Bug #73087 slave hits error 1595 when using low master_heartbeat_period
Submitted: 24 Jun 2014 2:04 Modified: 26 Jun 2014 19:25
Reporter: Santosh Praneeth Banda Email Updates:
Status: Closed Impact on me:
None 
Category:MySQL Server: Replication Severity:S2 (Serious)
Version:5.6.19 5.6.12 OS:Any
Assigned to: CPU Architecture:Any
Tags: replication

[24 Jun 2014 2:04] Santosh Praneeth Banda
Description:
slave hits error 1595 when using low master_heartbeat_period.

slave io_thread resets Format Description Event (FDE) to a lower version on receiving a Rotate Event
from master. With low master_heartbeat_period, dump thread may send heartbeat event after sending
Rotate event but before sending FDE. Io_thread cannot understand heartbeat event with old version of
FDE causing error 1595.

Buggy code in sql/rpl_slave.cc

 /*
 If mi_description_event is format <4, there is conversion in the
 relay log to the slave's format (4). And Rotate can mean upgrade or
 nothing. If upgrade, it's to 5.0 or newer, so we will get a Format_desc, so
 no need to reset mi_description_event now.
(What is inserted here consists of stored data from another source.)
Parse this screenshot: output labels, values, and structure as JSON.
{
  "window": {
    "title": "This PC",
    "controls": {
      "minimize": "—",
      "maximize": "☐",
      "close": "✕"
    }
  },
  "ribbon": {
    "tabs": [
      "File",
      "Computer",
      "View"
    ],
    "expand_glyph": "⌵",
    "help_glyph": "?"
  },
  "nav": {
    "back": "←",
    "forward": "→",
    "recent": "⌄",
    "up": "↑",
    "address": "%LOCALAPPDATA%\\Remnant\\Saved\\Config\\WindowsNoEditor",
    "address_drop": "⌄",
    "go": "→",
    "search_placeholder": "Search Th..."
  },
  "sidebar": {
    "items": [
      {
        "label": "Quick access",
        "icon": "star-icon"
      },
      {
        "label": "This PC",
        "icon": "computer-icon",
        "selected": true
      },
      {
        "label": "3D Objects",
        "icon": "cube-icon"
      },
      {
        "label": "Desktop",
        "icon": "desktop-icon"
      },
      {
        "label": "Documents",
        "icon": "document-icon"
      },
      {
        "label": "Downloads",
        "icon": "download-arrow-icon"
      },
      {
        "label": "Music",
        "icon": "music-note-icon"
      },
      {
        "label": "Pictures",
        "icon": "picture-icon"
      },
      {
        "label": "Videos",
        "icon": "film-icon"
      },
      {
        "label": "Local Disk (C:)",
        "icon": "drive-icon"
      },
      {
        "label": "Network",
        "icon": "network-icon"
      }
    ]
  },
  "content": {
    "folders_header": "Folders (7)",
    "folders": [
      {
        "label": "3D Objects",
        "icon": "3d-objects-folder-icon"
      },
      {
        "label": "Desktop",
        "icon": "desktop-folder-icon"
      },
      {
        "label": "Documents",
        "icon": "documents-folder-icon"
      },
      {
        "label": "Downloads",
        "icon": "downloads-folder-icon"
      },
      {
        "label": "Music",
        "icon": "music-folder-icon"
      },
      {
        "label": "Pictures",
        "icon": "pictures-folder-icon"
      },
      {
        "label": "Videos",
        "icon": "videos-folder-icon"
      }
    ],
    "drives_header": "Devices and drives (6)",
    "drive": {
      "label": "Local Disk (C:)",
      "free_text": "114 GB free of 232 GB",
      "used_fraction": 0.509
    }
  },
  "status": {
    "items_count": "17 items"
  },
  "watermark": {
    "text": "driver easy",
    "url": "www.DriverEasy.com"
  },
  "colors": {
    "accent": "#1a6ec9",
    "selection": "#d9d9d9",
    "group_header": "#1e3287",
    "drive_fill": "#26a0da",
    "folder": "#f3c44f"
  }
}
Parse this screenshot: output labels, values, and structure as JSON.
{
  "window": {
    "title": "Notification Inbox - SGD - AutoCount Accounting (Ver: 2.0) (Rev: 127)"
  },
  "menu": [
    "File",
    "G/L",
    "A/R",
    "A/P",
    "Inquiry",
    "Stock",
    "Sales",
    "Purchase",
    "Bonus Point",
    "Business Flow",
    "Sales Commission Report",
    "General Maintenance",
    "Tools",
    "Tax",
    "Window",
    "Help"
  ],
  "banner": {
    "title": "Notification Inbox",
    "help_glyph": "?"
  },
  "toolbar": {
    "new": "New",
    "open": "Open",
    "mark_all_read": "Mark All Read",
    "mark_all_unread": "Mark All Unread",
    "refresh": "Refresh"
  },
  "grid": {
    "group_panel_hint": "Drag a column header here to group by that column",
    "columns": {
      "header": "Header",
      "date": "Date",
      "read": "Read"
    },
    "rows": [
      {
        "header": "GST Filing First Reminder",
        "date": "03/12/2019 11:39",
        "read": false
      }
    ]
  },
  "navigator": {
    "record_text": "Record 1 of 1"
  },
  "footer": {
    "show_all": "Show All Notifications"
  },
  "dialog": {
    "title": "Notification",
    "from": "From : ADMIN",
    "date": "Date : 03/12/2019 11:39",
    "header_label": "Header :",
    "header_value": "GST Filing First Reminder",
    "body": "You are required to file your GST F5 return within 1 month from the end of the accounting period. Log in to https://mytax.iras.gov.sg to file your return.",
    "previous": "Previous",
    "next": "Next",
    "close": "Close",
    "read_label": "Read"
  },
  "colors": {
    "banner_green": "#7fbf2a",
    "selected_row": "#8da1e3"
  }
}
And if it's nothing (same
 master version as before), no need (still using the slave's format).
 */
 Format_description_log_event *old_fdle= mi->get_mi_description_event();
 if (old_fdle->binlog_version >= 4)
 {
 DBUG_ASSERT(old_fdle->checksum_alg ==
 mi->rli->relay_log.relay_log_checksum_alg);
 Format_description_log_event *new_fdle= new
 Format_description_log_event(3);
 new_fdle->checksum_alg= mi->rli->relay_log.relay_log_checksum_alg;
 mi->set_mi_description_event(new_fdle);
 }

restarting io_thread fixes the problem.

How to repeat:
on slave
change master to master_heartbeat_period=0.25

slave hits error 1595 on master's binary log rotate.

Suggested fix:
I don't get the reason for setting mi_description_event to a lower version in the first place. It should not be done to avoid this bug. The comment is the code is not clear too on why resetting mi_description_event is done.
[26 Jun 2014 7:33] MySQL Verification Team
Hello Santosh,

Thank you for the report.
I couldn't reproduce this issue with simple replication(5.6.19->5.6.19, also later on included MTS), with moderate load(with as low as 4k max binlog size to trigger frequent log rotate etc) and with low master_heartbeat_period(0.001.. 0.25) etc. Could you please provide repeatable test case and related details?

Thanks,
Umesh
[26 Jun 2014 19:25] Santosh Praneeth Banda
Hello Umesh,

Sorry for the false bug report. I forget to remove a back port patch from 5.7.2 in my local branch which triggered the bug.

Thanks,

Santosh
[27 Jun 2014 4:17] MySQL Verification Team
Thanks you for confirming this.

Thanks,
Umesh